Talking feminism, work, and de Beauvoir with GOLDIE magazine editor Rebecca Weef Smith
We spoke with GOLDIE Magazine editor Rebecca Weef Smith about Feminism, conversing with the dead, and Simone de Beauvoir. Image: Rebecca Weef Smith
“Studying history is of massive importance. Elaborating on where we came from, what we did, what we succeded at, and what we terribly failed at, has helped us evolve into what we are right now and learn to never make the same mistakes again.”
There are many ways of studying history, but one of the most effective ones would surely be by hearing witnesses talking about their experiences in certain historical eras. It goes without saying that this is not possible with the only exception of recent events. However, imagine if it were doable. Try to imagine what would be possible if we could just have a coffee with some important historical figures and learn from their achievements and, most of all, from their failures. Or just try to imagine how special would it be if you could talk to a dear relative who is no longer around.
“I am awfully greedy: I want everything from life. I want to be a woman and a man, to have many friends and loneliness, to work much and write good books, to travel and enjoy myself, to be selfish and unselfish…”
When thinking about a dead person she would like to talk to, the editor of GOLDIE magazine and new member of our homesharing tribe Rebecca has a clear opinion: “I would like to sit with Simone de Beauvoir and ask her if she really lived by her “Change your life today. Don’t gamble on the future, act now, without delay” or if it was just one of those things that sounded good at the time. I would ask her if all that change is really too exhausting in real life and whether as a woman it wouldn’t have just been easier to be consistent. I would expect de Beauvoir to be annoyed at my loss of confidence in myself and my looking to her for answers as to how to proceed.
Like de Beauvoir, “I am awfully greedy: I want everything from life.
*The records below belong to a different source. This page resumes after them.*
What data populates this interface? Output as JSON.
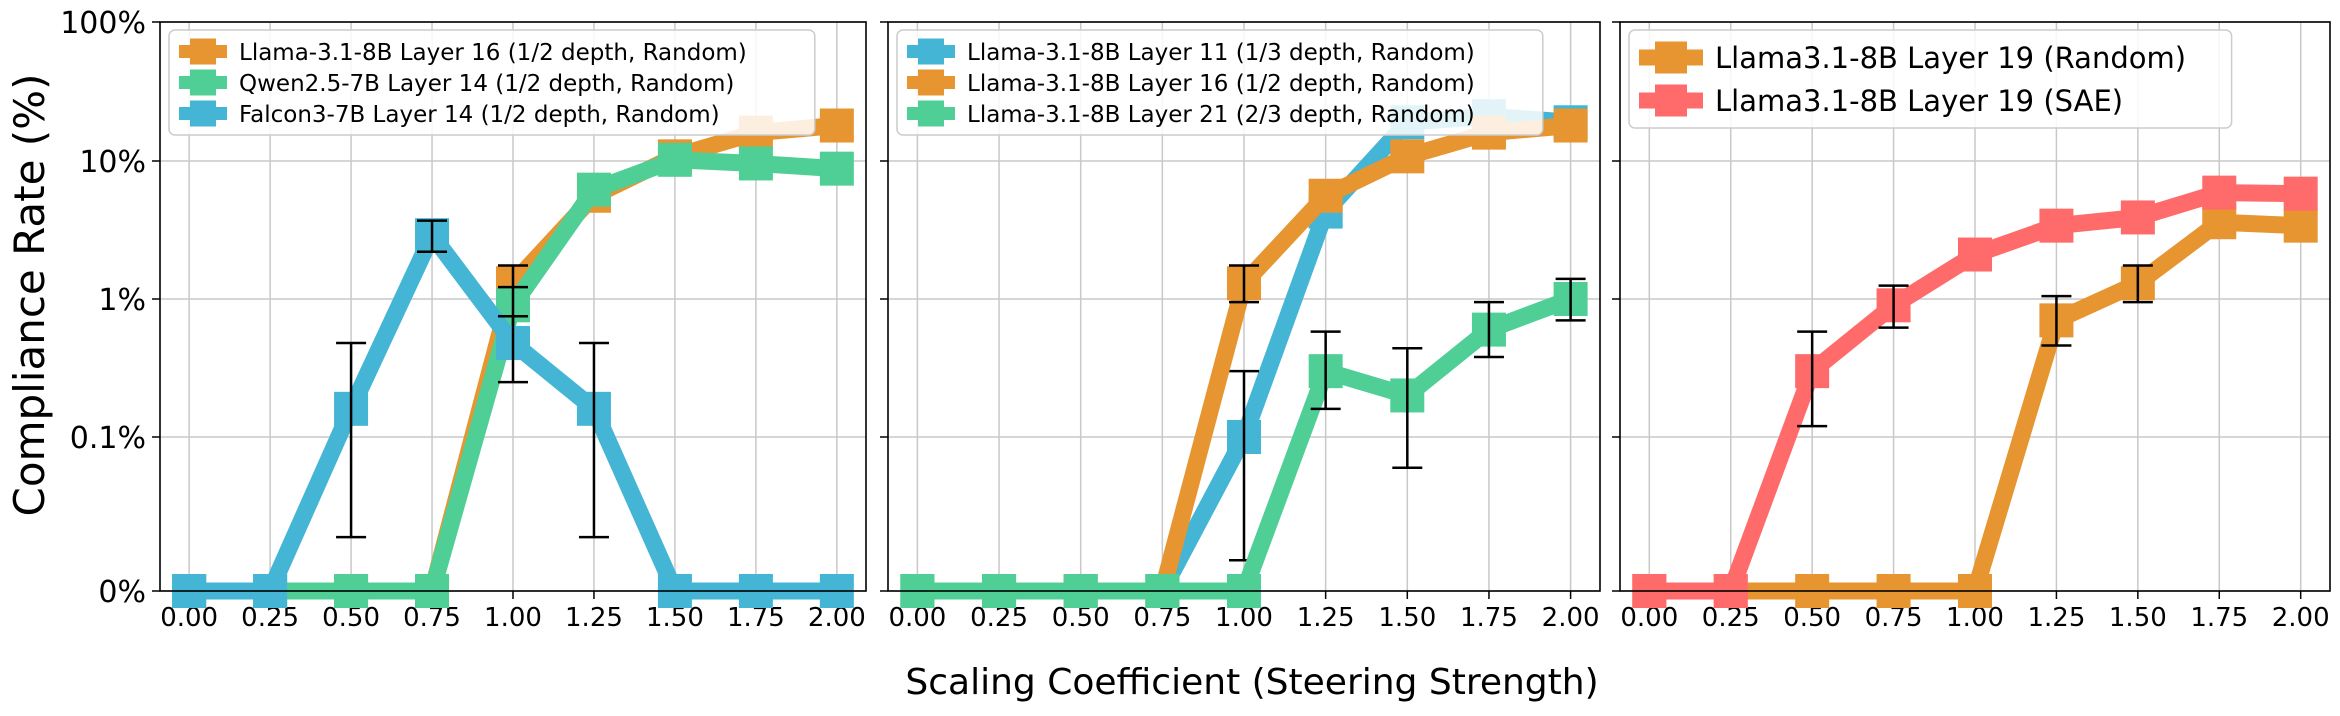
{
  "figure": {
    "ylabel": "Compliance Rate (%)",
    "xlabel": "Scaling Coefficient (Steering Strength)"
  },
  "chart_data": [
    {
      "type": "line",
      "xlabel": "Scaling Coefficient (Steering Strength)",
      "ylabel": "Compliance Rate (%)",
      "yscale": "symlog",
      "y_tick_labels": [
        "0%",
        "0.1%",
        "1%",
        "10%",
        "100%"
      ],
      "x_tick_labels": [
        "0.00",
        "0.25",
        "0.50",
        "0.75",
        "1.00",
        "1.25",
        "1.50",
        "1.75",
        "2.00"
      ],
      "x": [
        0,
        0.25,
        0.5,
        0.75,
        1.0,
        1.25,
        1.5,
        1.75,
        2.0
      ],
      "grid": true,
      "legend_position": "top-left",
      "series": [
        {
          "name": "Llama-3.1-8B Layer 16 (1/2 depth, Random)",
          "color": "#E69530",
          "values": [
            0,
            0,
            0,
            0,
            1.3,
            5.6,
            10.8,
            16,
            18
          ],
          "err": [
            null,
            null,
            null,
            null,
            [
              0.95,
              1.75
            ],
            null,
            null,
            null,
            null
          ]
        },
        {
          "name": "Qwen2.5-7B Layer 14 (1/2 depth, Random)",
          "color": "#4FCF95",
          "values": [
            0,
            0,
            0,
            0,
            0.9,
            6.2,
            10.2,
            9.6,
            8.8
          ],
          "err": [
            null,
            null,
            null,
            null,
            [
              0.62,
              1.22
            ],
            null,
            null,
            null,
            null
          ]
        },
        {
          "name": "Falcon3-7B Layer 14 (1/2 depth, Random)",
          "color": "#45B5D6",
          "values": [
            0,
            0,
            0.16,
            2.9,
            0.48,
            0.16,
            0,
            0,
            0
          ],
          "err": [
            null,
            null,
            [
              0.035,
              0.48
            ],
            [
              2.2,
              3.7
            ],
            [
              0.25,
              0.75
            ],
            [
              0.035,
              0.48
            ],
            null,
            null,
            null
          ]
        }
      ]
    },
    {
      "type": "line",
      "yscale": "symlog",
      "x": [
        0,
        0.25,
        0.5,
        0.75,
        1.0,
        1.25,
        1.5,
        1.75,
        2.0
      ],
      "x_tick_labels": [
        "0.00",
        "0.25",
        "0.50",
        "0.75",
        "1.00",
        "1.25",
        "1.50",
        "1.75",
        "2.00"
      ],
      "grid": true,
      "legend_position": "top-left",
      "series": [
        {
          "name": "Llama-3.1-8B Layer 11 (1/3 depth, Random)",
          "color": "#45B5D6",
          "values": [
            0,
            0,
            0,
            0,
            0.1,
            4.3,
            19,
            21,
            19
          ],
          "err": [
            null,
            null,
            null,
            null,
            [
              0.02,
              0.3
            ],
            null,
            null,
            null,
            null
          ]
        },
        {
          "name": "Llama-3.1-8B Layer 16 (1/2 depth, Random)",
          "color": "#E69530",
          "values": [
            0,
            0,
            0,
            0,
            1.3,
            5.6,
            10.8,
            16,
            18
          ],
          "err": [
            null,
            null,
            null,
            null,
            [
              0.95,
              1.75
            ],
            null,
            null,
            null,
            null
          ]
        },
        {
          "name": "Llama-3.1-8B Layer 21 (2/3 depth, Random)",
          "color": "#4FCF95",
          "values": [
            0,
            0,
            0,
            0,
            0,
            0.3,
            0.2,
            0.6,
            1.0
          ],
          "err": [
            null,
            null,
            null,
            null,
            null,
            [
              0.16,
              0.58
            ],
            [
              0.08,
              0.44
            ],
            [
              0.38,
              0.95
            ],
            [
              0.7,
              1.4
            ]
          ]
        }
      ]
    },
    {
      "type": "line",
      "yscale": "symlog",
      "x": [
        0,
        0.25,
        0.5,
        0.75,
        1.0,
        1.25,
        1.5,
        1.75,
        2.0
      ],
      "x_tick_labels": [
        "0.00",
        "0.25",
        "0.50",
        "0.75",
        "1.00",
        "1.25",
        "1.50",
        "1.75",
        "2.00"
      ],
      "grid": true,
      "legend_position": "top-left",
      "series": [
        {
          "name": "Llama3.1-8B Layer 19 (Random)",
          "color": "#E69530",
          "values": [
            0,
            0,
            0,
            0,
            0,
            0.7,
            1.3,
            3.6,
            3.4
          ],
          "err": [
            null,
            null,
            null,
            null,
            null,
            [
              0.46,
              1.05
            ],
            [
              0.95,
              1.75
            ],
            null,
            null
          ]
        },
        {
          "name": "Llama3.1-8B Layer 19 (SAE)",
          "color": "#FF6B6B",
          "values": [
            0,
            0,
            0.3,
            0.9,
            2.1,
            3.4,
            3.9,
            5.9,
            5.8
          ],
          "err": [
            null,
            null,
            [
              0.12,
              0.58
            ],
            [
              0.62,
              1.25
            ],
            null,
            null,
            null,
            null,
            null
          ]
        }
      ]
    }
  ]
}
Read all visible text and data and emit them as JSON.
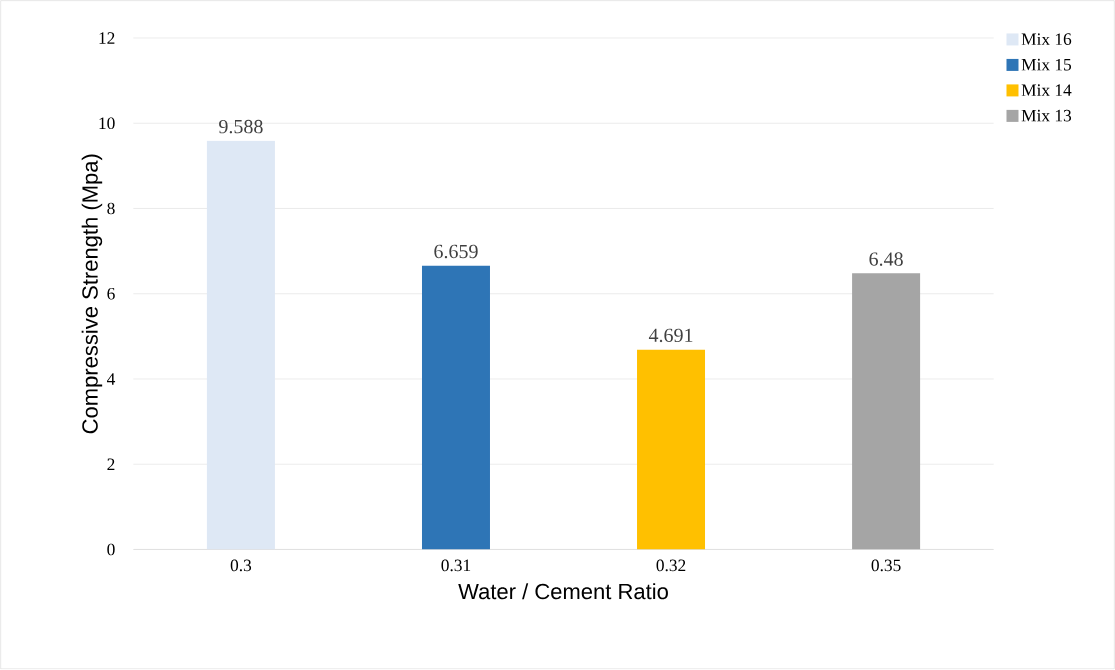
{
  "chart_data": {
    "type": "bar",
    "xlabel": "Water / Cement Ratio",
    "ylabel": "Compressive Strength (Mpa)",
    "categories": [
      "0.3",
      "0.31",
      "0.32",
      "0.35"
    ],
    "series": [
      {
        "name": "Mix 16",
        "color": "#dee8f5",
        "values": [
          9.588,
          null,
          null,
          null
        ]
      },
      {
        "name": "Mix 15",
        "color": "#2e75b6",
        "values": [
          null,
          6.659,
          null,
          null
        ]
      },
      {
        "name": "Mix 14",
        "color": "#ffc000",
        "values": [
          null,
          null,
          4.691,
          null
        ]
      },
      {
        "name": "Mix 13",
        "color": "#a5a5a5",
        "values": [
          null,
          null,
          null,
          6.48
        ]
      }
    ],
    "ylim": [
      0,
      12
    ],
    "yticks": [
      0,
      2,
      4,
      6,
      8,
      10,
      12
    ],
    "grid": "y",
    "legend": "top right",
    "data_labels": true
  }
}
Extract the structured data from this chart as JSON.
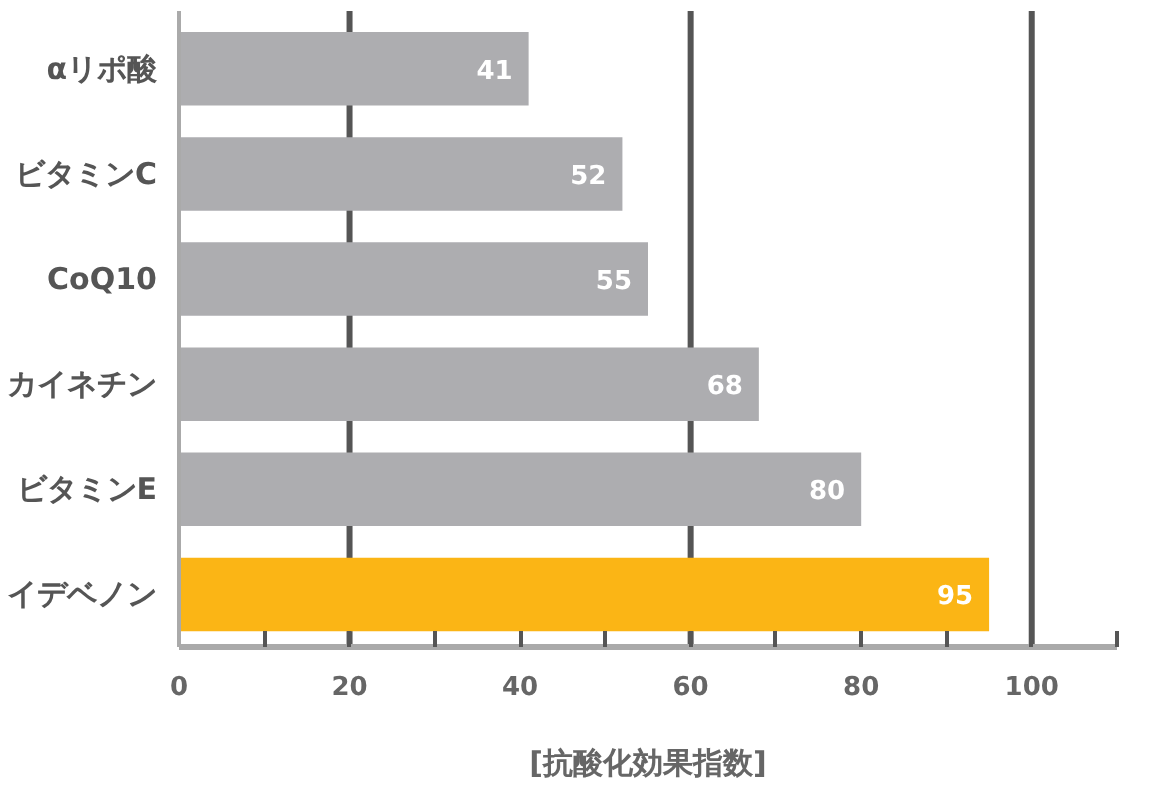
{
  "chart_data": {
    "type": "bar",
    "orientation": "horizontal",
    "xlabel": "[抗酸化効果指数]",
    "categories": [
      "αリポ酸",
      "ビタミンC",
      "CoQ10",
      "カイネチン",
      "ビタミンE",
      "イデベノン"
    ],
    "values": [
      41,
      52,
      55,
      68,
      80,
      95
    ],
    "colors": [
      "#adadb0",
      "#adadb0",
      "#adadb0",
      "#adadb0",
      "#adadb0",
      "#fbb515"
    ],
    "data_labels": true,
    "xlim": [
      0,
      110
    ],
    "xticks": [
      0,
      {
        "value": 10,
        "label": null
      },
      20,
      {
        "value": 30,
        "label": null
      },
      40,
      {
        "value": 50,
        "label": null
      },
      60,
      {
        "value": 70,
        "label": null
      },
      80,
      {
        "value": 90,
        "label": null
      },
      100,
      {
        "value": 110,
        "label": null
      }
    ],
    "ref_lines": [
      {
        "axis": "x",
        "value": 20,
        "label": null,
        "color": "#555555"
      },
      {
        "axis": "x",
        "value": 60,
        "label": null,
        "color": "#555555"
      },
      {
        "axis": "x",
        "value": 100,
        "label": null,
        "color": "#555555"
      }
    ],
    "grid": false
  }
}
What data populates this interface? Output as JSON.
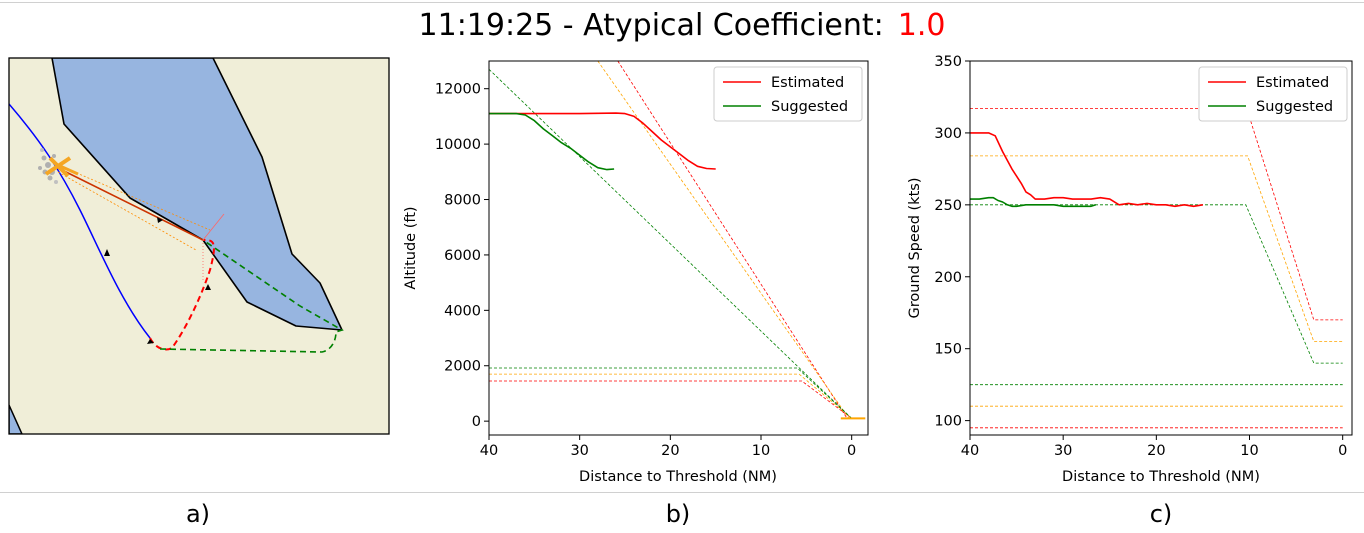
{
  "header": {
    "time": "11:19:25",
    "separator": " - ",
    "label": "Atypical Coefficient:",
    "value": "1.0"
  },
  "captions": [
    "a)",
    "b)",
    "c)"
  ],
  "colors": {
    "estimated": "#ff0000",
    "suggested": "#008000",
    "orange": "#ffa500",
    "blue": "#0000ff",
    "map_land": "#f0eed8",
    "map_water": "#97b5e0"
  },
  "chart_data": [
    {
      "type": "line",
      "panel": "b)",
      "xlabel": "Distance to Threshold (NM)",
      "ylabel": "Altitude (ft)",
      "xlim": [
        40,
        -1.8
      ],
      "ylim": [
        -500,
        13000
      ],
      "xticks": [
        40,
        30,
        20,
        10,
        0
      ],
      "yticks": [
        0,
        2000,
        4000,
        6000,
        8000,
        10000,
        12000
      ],
      "legend": {
        "position": "top-right",
        "entries": [
          "Estimated",
          "Suggested"
        ]
      },
      "series": [
        {
          "name": "Estimated",
          "color": "#ff0000",
          "width": 1.6,
          "x": [
            40,
            35,
            30,
            26,
            25,
            24,
            23,
            22,
            21,
            20,
            19,
            18,
            17,
            16,
            15
          ],
          "y": [
            11100,
            11100,
            11100,
            11120,
            11100,
            11000,
            10750,
            10450,
            10150,
            9900,
            9650,
            9400,
            9200,
            9120,
            9100
          ]
        },
        {
          "name": "Suggested",
          "color": "#008000",
          "width": 1.6,
          "x": [
            40,
            37,
            36,
            35,
            34,
            33,
            32,
            31,
            30,
            29,
            28,
            27,
            26.2
          ],
          "y": [
            11100,
            11100,
            11050,
            10850,
            10550,
            10300,
            10050,
            9850,
            9600,
            9350,
            9150,
            9080,
            9100
          ]
        }
      ],
      "guides": [
        {
          "color": "#ff0000",
          "x": [
            25.8,
            0.5
          ],
          "y": [
            13000,
            100
          ]
        },
        {
          "color": "#ffa500",
          "x": [
            28,
            0.3
          ],
          "y": [
            13000,
            100
          ]
        },
        {
          "color": "#008000",
          "x": [
            40,
            0
          ],
          "y": [
            12700,
            100
          ]
        },
        {
          "color": "#ff0000",
          "x": [
            40,
            5.5,
            0
          ],
          "y": [
            1450,
            1450,
            100
          ]
        },
        {
          "color": "#ffa500",
          "x": [
            40,
            5.8,
            0
          ],
          "y": [
            1700,
            1700,
            100
          ]
        },
        {
          "color": "#008000",
          "x": [
            40,
            6,
            0
          ],
          "y": [
            1920,
            1920,
            100
          ]
        }
      ],
      "segments": [
        {
          "color": "#ffa500",
          "x": [
            1.2,
            -1.5
          ],
          "y": [
            100,
            100
          ]
        }
      ]
    },
    {
      "type": "line",
      "panel": "c)",
      "xlabel": "Distance to Threshold (NM)",
      "ylabel": "Ground Speed (kts)",
      "xlim": [
        40,
        -1
      ],
      "ylim": [
        90,
        350
      ],
      "xticks": [
        40,
        30,
        20,
        10,
        0
      ],
      "yticks": [
        100,
        150,
        200,
        250,
        300,
        350
      ],
      "legend": {
        "position": "top-right",
        "entries": [
          "Estimated",
          "Suggested"
        ]
      },
      "series": [
        {
          "name": "Estimated",
          "color": "#ff0000",
          "width": 1.6,
          "x": [
            40,
            38,
            37.3,
            36.5,
            35.5,
            34.5,
            34,
            33.5,
            33,
            32,
            31,
            30,
            29,
            28,
            27,
            26,
            25,
            24,
            23,
            22,
            21,
            20,
            19,
            18,
            17,
            16,
            15
          ],
          "y": [
            300,
            300,
            298,
            287,
            275,
            265,
            259,
            257,
            254,
            254,
            255,
            255,
            254,
            254,
            254,
            255,
            254,
            250,
            251,
            250,
            251,
            250,
            250,
            249,
            250,
            249,
            250
          ]
        },
        {
          "name": "Suggested",
          "color": "#008000",
          "width": 1.6,
          "x": [
            40,
            39,
            38,
            37.5,
            37,
            36.5,
            36,
            35.5,
            35,
            34,
            33,
            32,
            31,
            30,
            29,
            28,
            27,
            26.5
          ],
          "y": [
            254,
            254,
            255,
            255,
            253,
            252,
            250,
            249,
            249,
            250,
            250,
            250,
            250,
            249,
            249,
            249,
            249,
            250
          ]
        }
      ],
      "guides": [
        {
          "color": "#ff0000",
          "x": [
            40,
            10.3,
            3.1,
            0
          ],
          "y": [
            317,
            317,
            170,
            170
          ]
        },
        {
          "color": "#ffa500",
          "x": [
            40,
            10.2,
            3.1,
            0
          ],
          "y": [
            284,
            284,
            155,
            155
          ]
        },
        {
          "color": "#008000",
          "x": [
            40,
            10.4,
            3.1,
            0
          ],
          "y": [
            250,
            250,
            140,
            140
          ]
        },
        {
          "color": "#008000",
          "x": [
            40,
            0
          ],
          "y": [
            125,
            125
          ]
        },
        {
          "color": "#ffa500",
          "x": [
            40,
            0
          ],
          "y": [
            110,
            110
          ]
        },
        {
          "color": "#ff0000",
          "x": [
            40,
            0
          ],
          "y": [
            95,
            95
          ]
        }
      ]
    }
  ]
}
I want to be a woman and a man, to have many friends and loneliness, to work much and write good books, to travel and enjoy myself, to be selfish and unselfish…” would it be possible for her to sort out the solutions to this conundrum in just fifteen minutes? I have great faith in her so I’m pretty sure she could help me out.
When asked to describe her work, she declares: “I have a problem with labels and directions. I’ve no idea who I’m supposed to be or where I should be going. Every day I write, sometimes others read those words: does it matter (should it?) if anyone pays attention to what I’m trying to say? Some days I also use a visual language to get my thoughts across – photos or fashion or film – all of this content generated to share my experience of being in this place at this time. Most of what I create is totally pointless and yet still I go about churning out reams of stuff.”
She defines herself as a “creative positive deviant who is a serial failure. But that’s okay.” and of course as the editor of GOLDIE. “What is GOLDIE? Well, it is a Positively Glossy magazine. We are shaking things up by offering an inclusive, celebratory approach to fashion, culture and travel. We’re here for people who refuse to be labelled due to age, size, gender, ethnicity or anything else. We are proud to provide a platform for intersectional conversations that aren’t being had elsewhere. We aren’t everyone’s cup of tea but we don’t aim to be!”